Even more surprising, the guy who owns the general store will offer you a freshly shot Canadian goose for the bargain price of $15.99. He killed it himself and for another $2, he’ll throw in his top-secret, yet somehow also world-famous recipe for goose stew.
I politely declined both offers. But did buy a year’s supply of Twizzlers. Which lasted me until the Wyoming boarder. Prior to this trip, I had no idea I could eat my entire body weight in red licorice.
I also had no idea what it was like to seriously question my likelihood of survival. Somewhere in Wyoming, we hit a snowstorm with winds so fierce semi-trucks were flopped over like seals on a beach. It was a complete whiteout and one of my dogs chose that exact moment to get carsick. I couldn’t even see an exit to try to pull over. Then my gaslight started blinking and the digital lady whose voice lives in my navigation system started yelling at me I had less than 5 miles to go before I ran out of gas.
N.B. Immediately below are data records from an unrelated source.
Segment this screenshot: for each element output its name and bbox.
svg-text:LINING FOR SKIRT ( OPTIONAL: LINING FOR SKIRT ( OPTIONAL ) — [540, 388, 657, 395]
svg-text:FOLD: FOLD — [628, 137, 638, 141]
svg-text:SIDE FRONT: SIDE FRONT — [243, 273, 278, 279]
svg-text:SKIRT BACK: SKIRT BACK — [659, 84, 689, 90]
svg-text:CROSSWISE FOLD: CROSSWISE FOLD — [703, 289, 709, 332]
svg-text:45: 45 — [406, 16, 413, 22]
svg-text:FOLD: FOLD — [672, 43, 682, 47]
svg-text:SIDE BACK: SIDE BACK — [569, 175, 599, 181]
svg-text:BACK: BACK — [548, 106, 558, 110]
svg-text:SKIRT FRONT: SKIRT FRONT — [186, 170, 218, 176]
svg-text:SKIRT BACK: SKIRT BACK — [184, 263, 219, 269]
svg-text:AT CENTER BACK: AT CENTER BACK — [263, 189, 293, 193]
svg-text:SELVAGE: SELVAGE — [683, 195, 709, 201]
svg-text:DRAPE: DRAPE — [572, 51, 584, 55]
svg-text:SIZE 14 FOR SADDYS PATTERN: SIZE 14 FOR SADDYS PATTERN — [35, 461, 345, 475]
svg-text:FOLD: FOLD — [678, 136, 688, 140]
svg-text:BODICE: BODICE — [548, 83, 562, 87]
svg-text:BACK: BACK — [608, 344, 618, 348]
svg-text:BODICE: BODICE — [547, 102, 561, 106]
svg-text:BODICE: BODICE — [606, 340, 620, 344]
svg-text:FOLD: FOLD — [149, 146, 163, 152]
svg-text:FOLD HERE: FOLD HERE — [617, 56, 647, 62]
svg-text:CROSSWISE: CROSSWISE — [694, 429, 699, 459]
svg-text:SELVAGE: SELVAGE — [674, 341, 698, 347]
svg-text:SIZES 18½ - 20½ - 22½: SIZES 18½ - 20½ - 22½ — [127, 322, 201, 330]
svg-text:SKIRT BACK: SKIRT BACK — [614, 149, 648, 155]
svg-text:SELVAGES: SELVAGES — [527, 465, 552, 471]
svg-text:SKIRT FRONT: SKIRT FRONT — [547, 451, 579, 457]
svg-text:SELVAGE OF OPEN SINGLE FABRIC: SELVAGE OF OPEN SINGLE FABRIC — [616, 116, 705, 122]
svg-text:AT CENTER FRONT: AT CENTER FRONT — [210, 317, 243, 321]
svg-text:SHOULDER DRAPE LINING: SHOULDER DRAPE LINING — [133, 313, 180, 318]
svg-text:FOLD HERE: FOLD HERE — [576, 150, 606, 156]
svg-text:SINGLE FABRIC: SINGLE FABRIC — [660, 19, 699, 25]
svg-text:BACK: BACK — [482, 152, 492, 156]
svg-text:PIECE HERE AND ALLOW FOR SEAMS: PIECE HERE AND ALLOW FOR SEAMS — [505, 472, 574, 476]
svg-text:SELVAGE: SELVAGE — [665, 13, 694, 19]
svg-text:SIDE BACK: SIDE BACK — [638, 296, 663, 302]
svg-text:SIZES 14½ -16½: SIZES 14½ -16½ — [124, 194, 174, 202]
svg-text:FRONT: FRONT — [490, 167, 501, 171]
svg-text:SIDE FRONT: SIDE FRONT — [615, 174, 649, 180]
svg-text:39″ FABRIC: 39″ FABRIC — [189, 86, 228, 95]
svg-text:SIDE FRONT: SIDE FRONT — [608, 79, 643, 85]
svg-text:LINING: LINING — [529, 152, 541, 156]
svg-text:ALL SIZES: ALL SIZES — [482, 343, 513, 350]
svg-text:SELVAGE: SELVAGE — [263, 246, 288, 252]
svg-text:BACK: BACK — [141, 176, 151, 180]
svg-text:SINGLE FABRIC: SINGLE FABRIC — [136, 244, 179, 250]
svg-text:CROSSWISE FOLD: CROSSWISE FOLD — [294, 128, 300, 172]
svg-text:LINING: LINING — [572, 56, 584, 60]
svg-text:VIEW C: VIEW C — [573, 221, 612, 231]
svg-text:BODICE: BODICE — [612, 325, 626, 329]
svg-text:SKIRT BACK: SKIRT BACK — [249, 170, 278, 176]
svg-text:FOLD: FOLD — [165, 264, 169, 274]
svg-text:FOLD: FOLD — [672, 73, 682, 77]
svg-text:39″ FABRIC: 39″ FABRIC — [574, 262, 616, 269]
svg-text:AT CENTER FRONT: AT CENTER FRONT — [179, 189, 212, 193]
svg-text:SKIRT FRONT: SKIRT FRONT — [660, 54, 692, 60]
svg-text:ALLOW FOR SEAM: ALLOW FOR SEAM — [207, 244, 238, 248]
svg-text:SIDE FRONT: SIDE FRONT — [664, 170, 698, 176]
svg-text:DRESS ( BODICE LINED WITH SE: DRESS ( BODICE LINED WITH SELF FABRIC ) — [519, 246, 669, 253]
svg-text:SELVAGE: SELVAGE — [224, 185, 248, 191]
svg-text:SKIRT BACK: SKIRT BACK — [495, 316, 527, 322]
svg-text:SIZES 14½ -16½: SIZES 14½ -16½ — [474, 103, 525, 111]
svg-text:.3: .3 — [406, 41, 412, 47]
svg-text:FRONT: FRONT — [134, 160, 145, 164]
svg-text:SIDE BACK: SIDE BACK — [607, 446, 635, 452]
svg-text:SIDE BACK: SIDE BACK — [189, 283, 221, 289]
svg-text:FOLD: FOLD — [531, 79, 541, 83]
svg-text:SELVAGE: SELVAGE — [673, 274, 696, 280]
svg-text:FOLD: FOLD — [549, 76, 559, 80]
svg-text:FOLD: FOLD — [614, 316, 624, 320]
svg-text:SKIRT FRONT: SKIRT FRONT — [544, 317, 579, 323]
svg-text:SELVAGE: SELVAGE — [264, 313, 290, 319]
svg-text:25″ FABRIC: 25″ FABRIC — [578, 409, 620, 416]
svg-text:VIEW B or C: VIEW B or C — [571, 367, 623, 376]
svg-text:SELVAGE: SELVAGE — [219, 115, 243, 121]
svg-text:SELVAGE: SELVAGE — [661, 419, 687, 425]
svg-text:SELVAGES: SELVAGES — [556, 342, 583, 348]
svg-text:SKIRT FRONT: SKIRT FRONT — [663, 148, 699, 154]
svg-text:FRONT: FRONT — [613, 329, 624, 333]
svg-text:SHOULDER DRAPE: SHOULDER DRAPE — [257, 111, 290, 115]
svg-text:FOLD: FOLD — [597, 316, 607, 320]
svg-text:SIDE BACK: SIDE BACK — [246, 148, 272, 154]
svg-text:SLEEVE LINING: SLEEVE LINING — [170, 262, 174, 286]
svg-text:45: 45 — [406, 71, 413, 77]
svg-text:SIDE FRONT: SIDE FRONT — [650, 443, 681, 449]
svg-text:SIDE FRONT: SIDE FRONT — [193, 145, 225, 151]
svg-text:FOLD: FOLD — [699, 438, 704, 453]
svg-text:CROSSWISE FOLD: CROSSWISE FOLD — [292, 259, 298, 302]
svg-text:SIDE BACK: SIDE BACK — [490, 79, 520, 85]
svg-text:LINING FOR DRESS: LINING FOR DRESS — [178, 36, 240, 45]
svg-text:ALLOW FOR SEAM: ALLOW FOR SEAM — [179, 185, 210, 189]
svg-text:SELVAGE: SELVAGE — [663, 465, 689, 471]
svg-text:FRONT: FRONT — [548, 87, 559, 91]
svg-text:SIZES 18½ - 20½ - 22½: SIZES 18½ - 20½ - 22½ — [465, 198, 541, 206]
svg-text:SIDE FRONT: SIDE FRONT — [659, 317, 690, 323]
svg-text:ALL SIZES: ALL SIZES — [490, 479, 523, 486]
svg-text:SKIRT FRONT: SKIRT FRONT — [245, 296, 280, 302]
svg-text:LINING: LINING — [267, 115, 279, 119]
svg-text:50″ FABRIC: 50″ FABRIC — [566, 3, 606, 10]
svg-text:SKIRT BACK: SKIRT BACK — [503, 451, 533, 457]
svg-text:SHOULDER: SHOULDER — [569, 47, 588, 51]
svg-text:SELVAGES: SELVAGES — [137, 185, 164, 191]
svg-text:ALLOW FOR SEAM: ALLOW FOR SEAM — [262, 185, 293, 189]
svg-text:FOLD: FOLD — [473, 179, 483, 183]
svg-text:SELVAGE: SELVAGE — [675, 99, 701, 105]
As we plodded along at 10 miles an hour, knuckles as white as the falling snow, I made all sorts of promises in exchange for making it safely to a gas station. Promises I know I’ll likely never keep. Really, the chances that I will go to church or not swear like a sailor anymore are quite slim. But there is one resolution I made during that hairy stretch of I-80 I will certainly keep — I will never again drive to Nebraska, ever.
Amy Roberts is a longtime Park City resident, freelance writer and the proud owner of two ill-behaved rescue dogs, Boston and Stanley.